Enquanto aguardavam na fila, credores eram procurados por empresas para vender os papéis com deságio.
"Estava com dívidas. Nós que perdemos familiares é que ficamos no prejuízo. Para as empresas é vantajoso", afirma Vera Lúcia Silva dos Santos, que perdeu oito parentes na chacina de Vigário Geral, em 1993.
"Mesmo recebendo pela metade, consegui erguer o teto para meus netos. Não me arrependo [de ter vendido]. O governo promete uma coisa e não cumpre", disse José Luiz Farias, pai do menino Maicon, 2, morto durante uma operação policial na favela de Acari em 1996.
Uma das compradoras dos precatórios da chacina foi a Xerox. Em 2010, ela devia R$ 4,8 milhões por atrasos no ICMS –valor que caiu para R$ 2,9 milhões após a adesão ao programa. A empresa quitou o débito com precatórios de cinco parentes de vítimas da chacina. Mas pagou R$ 1,6 milhão pelos papéis, 57% do valor total fixado.
A economia foi de mais de R$ 3,2 milhões –R$ 1,9 milhão em descontos dados pelo governo e R$ 1,3 milhão no deságio dos precatórios.

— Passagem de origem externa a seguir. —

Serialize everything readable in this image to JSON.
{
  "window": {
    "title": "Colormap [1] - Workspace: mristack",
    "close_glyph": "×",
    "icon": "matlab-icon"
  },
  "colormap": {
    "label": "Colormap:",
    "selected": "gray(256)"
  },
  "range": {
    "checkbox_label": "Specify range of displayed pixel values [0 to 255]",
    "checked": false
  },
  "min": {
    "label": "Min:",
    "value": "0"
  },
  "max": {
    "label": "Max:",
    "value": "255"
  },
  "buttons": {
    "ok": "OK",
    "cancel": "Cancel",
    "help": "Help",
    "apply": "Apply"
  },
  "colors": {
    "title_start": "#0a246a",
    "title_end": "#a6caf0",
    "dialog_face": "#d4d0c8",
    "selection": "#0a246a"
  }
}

O comércio não se restringiu a vítimas de violência. Entre os donos de precatórios também estão servidores, com salário ou pensão em atraso, e empresas, que não receberam por serviços prestados ao governo.
Daniel Marenco/Folhapress |
José Luiz Faria da Silva segura retrato do filho Maicon, morto durante operação policial em 1996 |
INVESTIMENTO
O comércio dos precatórios existe há anos, mas se intensificou com o início do programa estadual. Os papéis são considerados uma forma de investimento: paga-se à vista ao seu titular valor abaixo do real, e aguarda-se na fila o resgate total da indenização.
A lógica do encontro de contas é simples: o Estado abre mão da dívida e, ao mesmo tempo, quita o precatório.
Na prática, as empresas devedoras compraram precatórios para pagar suas dívidas: cerca de 650 empresas pagaram R$ 1,7 bilhão em dívidas com precatórios desde 2010.
Em 2013, o governo decidiu usar parte dos depósitos judiciais para saldar a dívida acumulada. Mas os credores continuam a ser assediados para vender os papéis. Procurado em janeiro para vender seu precatório por 35% do valor, Dorival dos Santos recusou. Instado a fazer contraproposta, o pai de André dos Santos, vítima da polícia, respondeu: "Traz meu filho de volta".
Editoria de Arte/Folhapress | ||
OUTRO LADO
Em nota, o governo do Rio afirmou que o programa tinha como objetivo recuperar créditos a receber de empresas e, ao mesmo tempo, reduzir o estoque de precatórios a serem pagos pelo Estado.
O governo disse que buscou cumprir a emenda constitucional 62/2009, que exigiu a quitação total dos papéis até 2024.
Segundo a nota, o valor a ser pago anualmente em precatórios até a data-limite passaria a ser expressivo, "afetando as contas públicas".
Para o governo, permitir "que os devedores do Estado pagassem as suas dívidas com precatórios comprados no mercado" era benéfico para as contas públicas.
De acordo com a administração, o programa regularizou R$ 5,3 bilhões em débitos de empresas com o Estado. Um terço foi pago com precatórios –o programa também aceitava dinheiro.
A assessoria do governo disse ainda não poder impedir a venda de precatórios.
"Somente vendeu quem quis antecipar o recebimento do crédito", afirmou.
O governo disse que a medida criada em 2013 para quitar todos os precatórios restantes com parcela dos depósitos judiciais não foi instituída antes "porque ninguém pensou nessa solução".
A Xerox, uma das empresas que quitou a dívida com precatórios da chacina de Vigário Geral, não quis se pronunciar sobre o caso.